SPIEGELWILD

 

 

Die Nacht fährt ihr unter die Haut. Sie  hebt den Blick entschlossen an und fixiert vorsichtig ihr ovales Gesicht in allen Zügen : wie zarte Sandhügel windet sich ihr Wangenfleisch behutsam um die hochgestellten Knochen, unterstreicht ihre weichen, schon lila untermalten Lider, akzentuiert dabei gleichermaßen den caramelfarbenen Strudel, der sich aus dem Zentrum ihrer Augäpfel direkt in ihr Innerstes ergießt. Ihr ganzer Schmerz spiegelt sich in diesem gläsernen Augenblick und scheint durch die gegenwärtige Reflexion doppelt so stark potenziert auf sie zurückzuschnellen. Wie ein Donnerschlag durchzieht ein wildes Zucken ihre Magenwände. Ein kurzer Ruck, dann ruht ihre linke Hand samt und schützend auf ihrer Bauchdecke, welche sich von der körpereigenen Wärmezufuhr besänftigt, in nun stetig gleicher Kadenz hebt und senkt. Einatmen - Ausatmen. Was banal klingt, kann wundersame Wirkung tragen. So hatte sie es gelernt. Diese Berührung löst in ihr etwas aus, was monatelang unmöglich schien: Sie ist eins. Wieder eins mit sich selbst. Hatte sich zuvor jeder Kontakt ihrer zierlichen Finger auf ihrer bloßen Haut fremd und eigenartig angefühlt, wie als wäre ihr Greifapparat ihr nicht mehr länger zugehörig, mechanisch und abgekoppelt von ihrer Selbst, so vermittelte der sanfte Druck ihrer Fingerkuppen ihr in diesem Moment ein Gefühl von Sicherheit. [...]. Sie beginnt zu träumen, von grünen Bäumen, die ihren Weg säumen.
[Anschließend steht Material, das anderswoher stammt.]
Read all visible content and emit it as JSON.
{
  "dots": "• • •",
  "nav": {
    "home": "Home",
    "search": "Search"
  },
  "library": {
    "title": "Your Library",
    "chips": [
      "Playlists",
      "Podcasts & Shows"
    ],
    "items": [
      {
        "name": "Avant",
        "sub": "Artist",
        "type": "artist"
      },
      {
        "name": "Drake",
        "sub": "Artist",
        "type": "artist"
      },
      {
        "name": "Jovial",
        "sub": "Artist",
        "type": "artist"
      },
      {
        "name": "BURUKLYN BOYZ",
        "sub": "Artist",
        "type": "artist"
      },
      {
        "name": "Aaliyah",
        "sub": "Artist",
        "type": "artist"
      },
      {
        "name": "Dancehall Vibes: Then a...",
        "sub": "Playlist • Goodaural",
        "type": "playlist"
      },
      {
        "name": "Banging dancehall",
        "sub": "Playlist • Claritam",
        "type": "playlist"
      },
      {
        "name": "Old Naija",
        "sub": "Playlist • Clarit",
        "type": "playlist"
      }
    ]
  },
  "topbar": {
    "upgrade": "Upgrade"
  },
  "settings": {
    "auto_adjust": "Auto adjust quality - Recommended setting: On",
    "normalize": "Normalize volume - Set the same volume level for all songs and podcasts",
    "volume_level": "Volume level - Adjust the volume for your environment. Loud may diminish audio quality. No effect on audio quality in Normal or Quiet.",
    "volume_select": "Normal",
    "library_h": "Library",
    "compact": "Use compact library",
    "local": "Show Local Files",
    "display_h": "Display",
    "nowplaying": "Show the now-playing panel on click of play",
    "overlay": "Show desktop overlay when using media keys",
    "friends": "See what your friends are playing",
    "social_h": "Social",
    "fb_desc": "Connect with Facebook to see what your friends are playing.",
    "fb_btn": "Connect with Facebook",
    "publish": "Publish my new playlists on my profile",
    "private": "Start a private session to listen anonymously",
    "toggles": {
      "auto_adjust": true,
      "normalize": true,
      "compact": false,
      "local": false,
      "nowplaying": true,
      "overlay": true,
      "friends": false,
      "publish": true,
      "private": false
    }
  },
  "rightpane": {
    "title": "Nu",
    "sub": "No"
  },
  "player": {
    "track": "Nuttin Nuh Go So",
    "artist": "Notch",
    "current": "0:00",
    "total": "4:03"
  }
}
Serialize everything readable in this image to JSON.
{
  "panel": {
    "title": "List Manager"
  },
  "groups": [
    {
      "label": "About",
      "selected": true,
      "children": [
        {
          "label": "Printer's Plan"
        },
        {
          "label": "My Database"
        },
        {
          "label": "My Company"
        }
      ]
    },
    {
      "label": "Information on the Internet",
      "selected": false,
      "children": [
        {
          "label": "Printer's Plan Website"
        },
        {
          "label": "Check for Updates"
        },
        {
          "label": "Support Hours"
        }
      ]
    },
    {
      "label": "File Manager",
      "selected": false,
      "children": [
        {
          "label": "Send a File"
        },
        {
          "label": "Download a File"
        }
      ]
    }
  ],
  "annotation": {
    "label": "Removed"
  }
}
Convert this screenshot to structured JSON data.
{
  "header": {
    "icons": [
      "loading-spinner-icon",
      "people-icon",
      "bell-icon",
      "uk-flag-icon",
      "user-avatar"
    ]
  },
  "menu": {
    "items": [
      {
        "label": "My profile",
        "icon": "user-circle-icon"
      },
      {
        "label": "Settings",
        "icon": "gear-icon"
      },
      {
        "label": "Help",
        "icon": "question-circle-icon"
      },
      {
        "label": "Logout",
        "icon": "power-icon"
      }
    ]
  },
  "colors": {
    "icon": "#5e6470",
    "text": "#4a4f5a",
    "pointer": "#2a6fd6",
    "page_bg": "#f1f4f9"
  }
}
Sie geht Hand in Hand mit jemandem, der gut 20 Nasenspitzen größer ist als sie. Mit wem, können wir nicht sehen.

 

Sie presst noch einmal, die in ihr wütende, stickige Luft nach außen und wagt einen letzten verstohlenen Blick. Sie vernimmt, ihrem heißen Atem geschuldet, einen blassrundlichen Fleck auf der Scheibe, die sie seit 20 Minuten mit weit aufgerissenen Augen anstarrt. Beim nächsten Wimpernschlag verschwindet der Fleck allmählich. Ihre Augen senken sich eine Etage tiefer.  Wulstige Narben schmücken ihren langen, geraden Hals. Ihre  Stimmlippen beginnen sich zu weiten, während ihre spröden, rosa Lippen vergeblich versuchen Laute zu formen, doch lediglich ein spitzes Gellen entrinnt der heisernen Kehle. Zwecklos, wie als schrie sie gegen einen tosenden, gewaltigen Wasserfall an. Ein Wasserkonglomerat aus Tränenausaaten pocht schwellend gegen ihre wunden Augenhöhlen. Ein Gedankenstrudel sprudelt wie eine Flut aus wiederbelebten Emotionen aus ihrer Schädeldecke und erschüttert ihr gesammltes Gedankengut, gleich einem Sturm, der stehende Gewässer aufwühlt. Tropfennasse Tränen rennen jetzt brennend über ihr kaltblasses Gesicht und hinterlassen eine klebrige Spur aus Melancholie und Selbstverachtung. Ein Schluchzen aus Wut und Trauer grollt fast unhörbar aus ihrem Rachen. Würde ihr Leben einen Untertitel tragen, lautete er: verarscht und dennoch gesegnet. [...] Der breitkronige Kirschbaum ragt  mit seinen hochgewachsenen acht Metern zwischen all den grauen, wüsten Betonplatten willkürlich, fast romantischsüß aus dem lehmigen Sandboden hervor und sticht sie mitten ins Herz.  Sein langes, weißes Kleid, lässt sie die Jahreszeit erraten und weckt die Erinnerung an das tiefrote zuckrige Fruchtfleisch, das bei jedem Biss einen leicht-zähen Widerstand aufweist und dann im Mund blutrot nach allen Seiten hin zerfließt. Der Boden beginnt sich zu drehen. Sie fällt mit der blauen Flasche in der Hand. Bevor der Geruch des Meeres ihre Nasenflügel sanft kitzelt, erblickt ihre Iris im Zwielicht der Gitterstäbe ein letztes Mal die blauweiß-gestreiften Vorhänge.